6/16/2023: I am chased about my house by a lobster that is missing its eyes and one of its claws, and the pattern of whose movements suggest it is sentient.
7/7/2023: I wake up before I can keep my appointment to roleplay as Sans in a tabletop setting in an underground bar.
7/2/2023: I attempt to ingratiate myself with the malevolent Lord of Spiders, a human-sized demon with spiders' legs but a great white smiling mask for a head/face. Unfortunately, I must hug him.
Later, my cousin and I are traveling through rural Utah, and stop in a small town which is somehow still caught up in the COVID-19 pandemic and sufficiently en-quarantined to be deserted. I first attempt to use a very shabby public park restroom despite the steel toilet’s many cobwebs, but eventually am dissuaded from actually taking advantage of it by the appearance of both a black widow spider and what appears to be a large, dog-like rodent on the toilet seat. I leave and search for other bathrooms. Finding a business district and deciding to patronize a local store in exchange for the use of their lavatory, I walk into a book store where I find resting on a low coffee table a well-used copy of a book called “Fragments of Being” by Martin Heidegger.

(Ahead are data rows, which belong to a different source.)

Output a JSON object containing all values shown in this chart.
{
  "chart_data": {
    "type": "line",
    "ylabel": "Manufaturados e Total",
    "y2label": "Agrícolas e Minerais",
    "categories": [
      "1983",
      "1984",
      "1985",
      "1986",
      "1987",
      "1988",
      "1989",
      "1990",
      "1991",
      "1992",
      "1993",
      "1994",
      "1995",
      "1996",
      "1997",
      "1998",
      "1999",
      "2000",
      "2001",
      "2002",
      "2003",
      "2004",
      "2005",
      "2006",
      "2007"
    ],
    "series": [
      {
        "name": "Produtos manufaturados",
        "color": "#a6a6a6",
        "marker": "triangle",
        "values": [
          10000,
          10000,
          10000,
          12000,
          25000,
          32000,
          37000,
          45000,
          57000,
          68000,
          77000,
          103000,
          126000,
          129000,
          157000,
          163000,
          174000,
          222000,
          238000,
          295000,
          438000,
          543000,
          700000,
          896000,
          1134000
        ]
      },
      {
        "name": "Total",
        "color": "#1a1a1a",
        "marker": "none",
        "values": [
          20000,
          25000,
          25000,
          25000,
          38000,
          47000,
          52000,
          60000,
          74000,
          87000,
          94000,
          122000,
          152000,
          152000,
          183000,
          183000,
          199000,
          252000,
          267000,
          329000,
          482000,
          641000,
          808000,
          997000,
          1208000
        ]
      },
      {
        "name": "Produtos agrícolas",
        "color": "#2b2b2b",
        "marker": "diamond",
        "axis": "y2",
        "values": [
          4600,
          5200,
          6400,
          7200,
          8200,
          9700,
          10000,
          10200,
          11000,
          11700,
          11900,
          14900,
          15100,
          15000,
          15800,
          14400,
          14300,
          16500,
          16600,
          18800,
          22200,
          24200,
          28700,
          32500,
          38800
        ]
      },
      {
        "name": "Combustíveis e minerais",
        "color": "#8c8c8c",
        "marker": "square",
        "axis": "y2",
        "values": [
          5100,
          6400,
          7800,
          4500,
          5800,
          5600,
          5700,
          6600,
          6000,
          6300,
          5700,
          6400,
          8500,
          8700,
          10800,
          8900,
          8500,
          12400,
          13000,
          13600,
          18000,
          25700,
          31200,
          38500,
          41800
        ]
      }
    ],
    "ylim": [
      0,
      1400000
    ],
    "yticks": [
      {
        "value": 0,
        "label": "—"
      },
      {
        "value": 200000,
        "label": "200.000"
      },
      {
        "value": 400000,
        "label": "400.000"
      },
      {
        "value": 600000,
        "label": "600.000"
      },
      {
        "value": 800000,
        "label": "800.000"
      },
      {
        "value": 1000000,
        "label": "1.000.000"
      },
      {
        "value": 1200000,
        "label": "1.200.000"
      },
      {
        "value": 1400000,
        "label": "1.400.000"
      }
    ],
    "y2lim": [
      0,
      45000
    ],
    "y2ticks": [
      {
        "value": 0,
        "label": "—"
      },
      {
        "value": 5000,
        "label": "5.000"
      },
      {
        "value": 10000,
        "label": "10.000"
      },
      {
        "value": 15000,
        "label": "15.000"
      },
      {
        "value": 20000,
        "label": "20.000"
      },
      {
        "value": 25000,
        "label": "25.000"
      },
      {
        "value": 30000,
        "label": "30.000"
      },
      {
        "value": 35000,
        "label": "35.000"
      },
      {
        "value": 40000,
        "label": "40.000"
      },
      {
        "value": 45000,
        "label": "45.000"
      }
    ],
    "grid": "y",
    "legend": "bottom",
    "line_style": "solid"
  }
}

The book indeed contains scattered notes and letters written by Martin Heidegger throughout his life on a variety of subjects. The pages of the book are each divided into stacks of intermittent black and gold squares, with the text being the opposite color depending on which square it falls in; but rather than always falling neatly within the domain of each square, the lines of text are formatted so that, for every point on every page that one square gives way to another, a line of text intersects that same line, so that many of the lines of text, the headers especially, are half-gold along the top but half-black along the bottom, or vice versa. This makes the book hard to read. However, before waking up, I do read the title of one fragment— “On the Color Non-White”, along with that fragment’s first line: “Is hate subject to that to which the hated is subjected?”